You can create an amalgam character or persona, but one person that has many different kinds of tags (like the primary persona in the Personas article we read) can seem a little unreal to me, very manufactured. At that point, I think you’re checking stuff off a list rather than creating an imaginary character that *seems* real, which is the goal of fiction. I’d suggest starting simple and then adding stuff as it feels right.

One of the age-old questions to ask about a character to get your imagination primed, is to ask yourself what the character eats for breakfast. This is also a good opening question to loosen up interview subjects, BTW.

PLOT. The IBMers don’t talk about the mechanics of plotting, which is one of the toughest jobs in story-writing.
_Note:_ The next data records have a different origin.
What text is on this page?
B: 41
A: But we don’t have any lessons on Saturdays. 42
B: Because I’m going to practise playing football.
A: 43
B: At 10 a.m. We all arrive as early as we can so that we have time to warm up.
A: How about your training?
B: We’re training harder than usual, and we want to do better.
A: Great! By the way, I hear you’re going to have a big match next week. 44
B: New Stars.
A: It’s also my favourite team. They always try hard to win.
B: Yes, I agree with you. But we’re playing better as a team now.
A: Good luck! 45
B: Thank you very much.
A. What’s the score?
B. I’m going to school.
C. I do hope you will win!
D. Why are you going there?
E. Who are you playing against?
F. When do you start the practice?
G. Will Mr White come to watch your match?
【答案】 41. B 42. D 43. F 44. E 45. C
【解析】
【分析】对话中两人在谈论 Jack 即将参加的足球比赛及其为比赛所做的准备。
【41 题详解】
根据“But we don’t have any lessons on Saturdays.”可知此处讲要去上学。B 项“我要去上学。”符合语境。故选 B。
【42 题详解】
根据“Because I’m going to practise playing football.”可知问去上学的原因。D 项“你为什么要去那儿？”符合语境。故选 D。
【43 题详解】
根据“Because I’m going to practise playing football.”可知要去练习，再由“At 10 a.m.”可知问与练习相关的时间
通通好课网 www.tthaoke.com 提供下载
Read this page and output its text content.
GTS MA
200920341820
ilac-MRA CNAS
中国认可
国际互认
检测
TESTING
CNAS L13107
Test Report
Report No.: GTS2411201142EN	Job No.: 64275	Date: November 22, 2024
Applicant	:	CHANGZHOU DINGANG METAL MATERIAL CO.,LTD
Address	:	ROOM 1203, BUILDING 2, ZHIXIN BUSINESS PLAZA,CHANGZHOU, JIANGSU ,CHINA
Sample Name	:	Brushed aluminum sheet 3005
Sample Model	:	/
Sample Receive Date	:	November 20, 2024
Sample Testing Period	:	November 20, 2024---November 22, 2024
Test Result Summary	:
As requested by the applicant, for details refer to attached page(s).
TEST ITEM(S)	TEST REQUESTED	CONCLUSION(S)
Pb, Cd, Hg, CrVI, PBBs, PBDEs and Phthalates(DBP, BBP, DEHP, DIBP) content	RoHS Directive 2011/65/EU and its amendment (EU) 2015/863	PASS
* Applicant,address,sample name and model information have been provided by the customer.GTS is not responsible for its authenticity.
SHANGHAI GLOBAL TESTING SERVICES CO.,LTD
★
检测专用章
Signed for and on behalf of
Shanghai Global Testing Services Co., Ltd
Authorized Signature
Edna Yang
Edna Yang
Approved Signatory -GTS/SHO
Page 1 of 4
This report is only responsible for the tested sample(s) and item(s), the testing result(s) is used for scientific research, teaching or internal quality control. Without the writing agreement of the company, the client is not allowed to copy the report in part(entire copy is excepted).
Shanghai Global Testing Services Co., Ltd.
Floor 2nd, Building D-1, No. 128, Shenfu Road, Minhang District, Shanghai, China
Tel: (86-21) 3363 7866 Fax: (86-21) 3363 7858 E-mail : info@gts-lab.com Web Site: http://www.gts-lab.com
A story’s theme is what the story’s about; the story’s plot is this happened, then that happened, then this other thing happened.

Samuel R. Delany has a technique he calls “thickening the plot,” in which the writer describes the setting in detail and gets the character interacting with it. So in the party story, we see the character moving around the house, taking things to the kitchen, anything to disengage himself from the party. People trying to talk to him, him turning to hide the earpiece, all help to thicken the plot and ratchet the tension that he’ll be discovered.

RACHETING THE TENSION. In the party story, the tension is, “Will he be discovered?” There’s no such tension in the IBM stories because, really, what’s at stake for the characters? Nothing much. Particularly, that last story iteration they did was all Star Trek technobabble, there were too many characters (so no one person a reader could care about), and there was really no tension or emotion. (I’d say this is a danger of stories in the IBM method, in which lots of people start using the story as a dumping ground for their ideas and you start losing the main thread.)

But tugging on heartstrings isn’t what scenarios are supposed to do; they’re mainly of use to engage your imagination so you see the whole problem space, not just a little piece of it. (The other advantage being they get the picture and expectations from inside your head into someone else’s head.)

The best IBM story was the one where the guy was installing software at 3 a.m. because the workers would be coming to do their jobs in a few hours. A ticking-bomb deadline is tried and true. I’d say that even the Madeline scenario <<a scenario provided by the professor, of someone using a health-care information system>> could use a ticking-bomb urgency, if the waiting room is crowded, people are being processed quickly, and the subject needs to hurry up so he can get back to work.

GOALS AND OBSTACLES. This is plot. An interesting character in an interesting situation creates the plot naturally without too much intervention. In the case of scenarios, we could introduce massive power failures, ice storms, zombies, etc. but they don’t really help us with our purpose, which is to design a good user experience. (Another case where stories diverge from scenarios.) I would call scenarios not stories but soap operas: just one damn thing after another, until the fadeout.

That said, yes, the protagonist wants something and is frustrated by a stupid UI, a deadline, ice storm, zombies, etc. which means that something has to be at stake for him or her, and there have to be consequences for failure. In the party story, the husband gambled with multiple consequences of being discovered, which is what made it entertaining (another difference from scenarios: scenarios don’t have to be entertaining, though they’re more fun to read if they are). In the Madeline scenario, what are the consequences of not understanding the UI? Will I feel sorry for that character if they can’t get the video working?

Here endeth another of my verbose postings. Carry on.